Date
date #
1. DÉFINITION REÇUE #
Indication temporelle, ou rendez-vous amoureux à l’américaine, qu’on convoque dans les deux cas pour parler engagement, événement et calendrier saturé.
2. CE QU’ON DIT TOUJOURS #
- « C’est une date historique. »
- « C’est une date importante. »
- « Faut une date. »
- « C’est dans la date. »
- « C’est une date butoir. »
- « C’est une date limite. »
- « C’est l’effet date. »
- « C’est une date à retenir. »
- « C’est devenu une date anglo-saxonne. »
- « J’ai un date ce soir. »
- « C’est mon premier date. »
- « C’est un blind date. »
- « C’est un speed date. »
- « C’est devenu Tinder, le date. »
- « C’est une date qui marque. »
3. IMAGES ET MÉTAPHORES OBLIGATOIRES #
Le calendrier déchiré. La page du carnet entourée. La grille Outlook saturée. Le carton d’invitation. Le « save the date ». Tinder swipe. Le restaurant du premier rendez-vous. La table à deux. L’horloge à minuit. Le 14-juillet, le 11-Novembre, le 8-mai. Les dates de bac, du Nouvel An, du PACS.
4. FAUX DÉBATS ET OPPOSITIONS FACILES #
Date / rendez-vous. Historique / banale. Date butoir / latitude. Date / événement. Calendrier français / anglo-saxon. Premier date / suivi. Tinder / vie réelle. Officielle / privée.
5. MORALES PRÊTES À L’EMPLOI #
- « Faut respecter les dates. »
- « C’est une date à marquer. »
- « C’est dans la date qu’on existe. »
- « Faut tenir les dates. »
- « C’est l’effet date qui compte. »
- « Sans date, pas d’engagement. »
6. PHRASES PSEUDO-PROFONDES #
« La date est moins un instant qu’un consentement à se souvenir. » « Toute société se mesure aux dates qu’elle commémore. » « Le date est l’autre nom du rendez-vous mondialisé. » « Sans date, pas de mémoire ; sans mémoire, pas de soi. » « Une date est l’aboutissement d’une décision collective. » Convient à un essai de Pierre Nora (Les Lieux de mémoire), à un livre de François Hartog sur l’historicité.
7. CLICHÉS PAR MILIEU #
- Médias : « date historique », « date butoir », formule récurrente.
- Entreprises : « deadline », « due date », « save the date ».
- Politiques : « date des élections », « date de promulgation ».
- Intellectuels : Pierre Nora sur la commémoration ; François Hartog.
- Consultants : « project deadline », « milestone ».
- Réseaux sociaux : « j’ai un date », ton fier ou anxieux.
- Publicité : Tinder, Meetic, applis de rencontre.
- Conversations ordinaires : « tu as eu un date hier ? », question rituelle.
8. CONTRADICTIONS COURANTES #
La date est précise et symbolique. Historique et banale. Personnelle et collective. Anglo-saxonne et adoptée. Officielle et privée. Tout est daté et plus rien n’est daté. Le date amoureux a remplacé le rendez-vous.
9. CE QUE CES CLICHÉS EMPÊCHENT DE PENSER #
Que comme l’a montré François Hartog, notre rapport au temps est devenu « présentiste » — toutes les dates valent moins que la suivante. Et que l’« anglicisation » du « date » amoureux n’est pas anodine — c’est un import culturel qui redéfinit la rencontre comme un produit (swipe, match, end).

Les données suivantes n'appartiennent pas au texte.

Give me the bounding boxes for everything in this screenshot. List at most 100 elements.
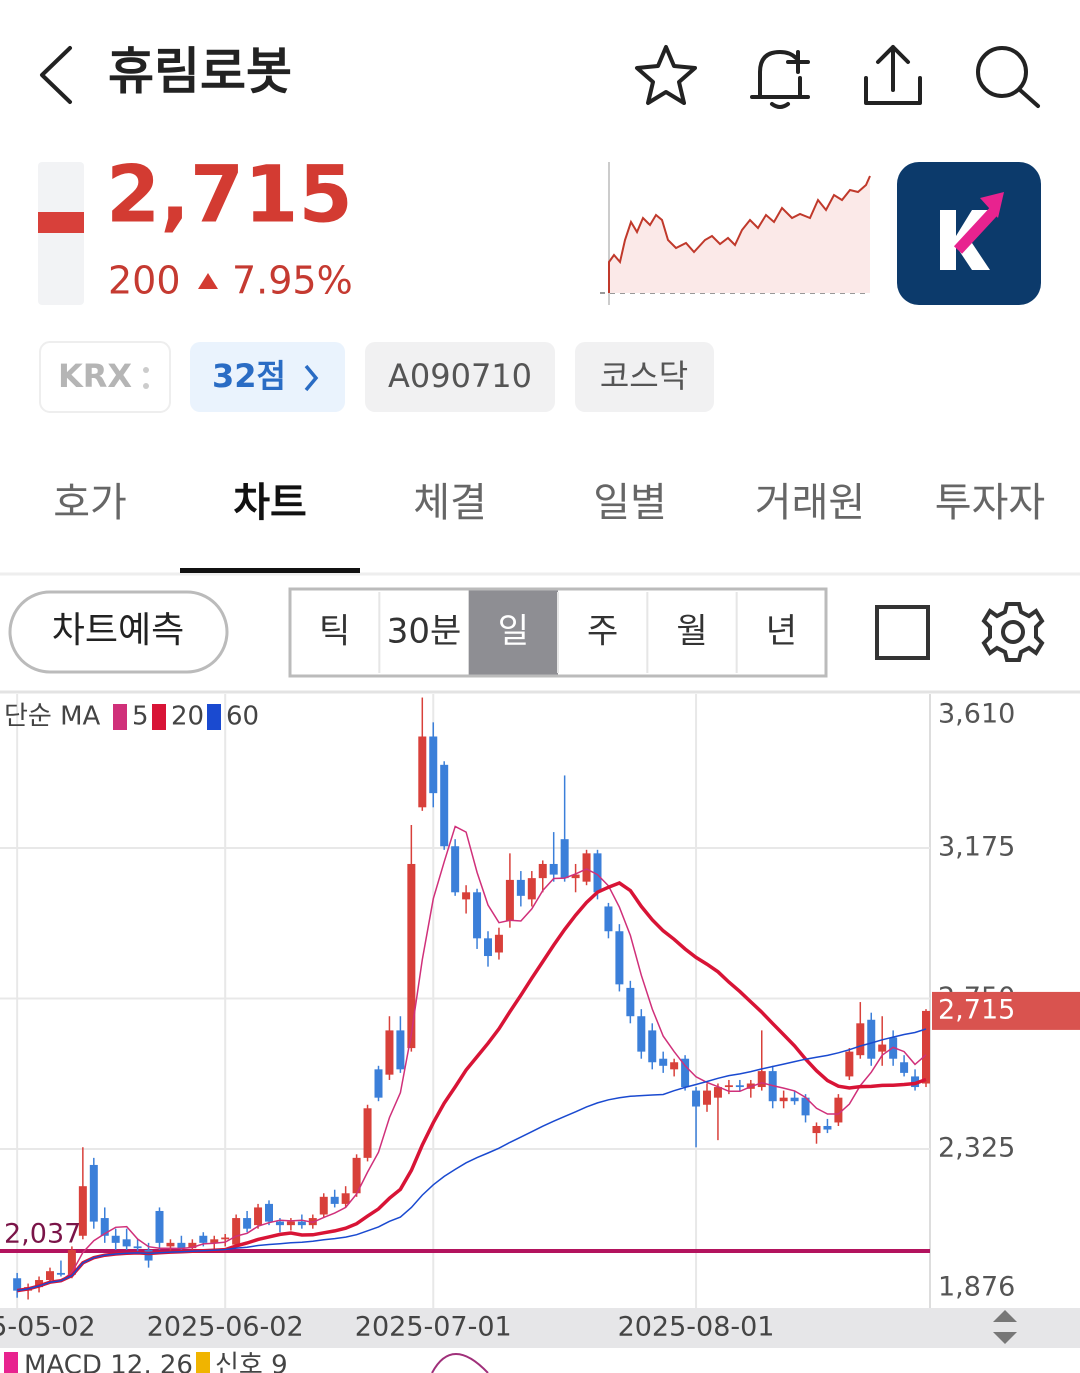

10. VERSION « PERSONNE QUI VEUT PARAÎTRE INTELLIGENTE » #
« François Hartog, dans Régimes d’historicité, a montré que nous vivons dans le “présentisme” — un régime où les dates s’effacent au profit du flux continu. Pierre Nora, dans Les Lieux de mémoire, avait pourtant rappelé l’importance des dates commémorées. Aujourd’hui, le “date” amoureux à l’américaine — Tinder, swipe, match — a redéfini la rencontre comme une transaction. La rencontre française classique se mesurait par le temps ; le date américain par l’efficacité. C’est révélateur. »
11. ENTRÉE SATIRIQUE FINALE #
Date : indication calendaire ou rendez-vous amoureux, qu’on note dans Outlook ou Tinder, sans toujours savoir laquelle est la plus importante.
12. RÉSUMÉ DU LIEU COMMUN CENTRAL #
C’est une date à retenir — c’est ce qu’on dit avant de noter quelque chose qu’on oubliera dans la semaine.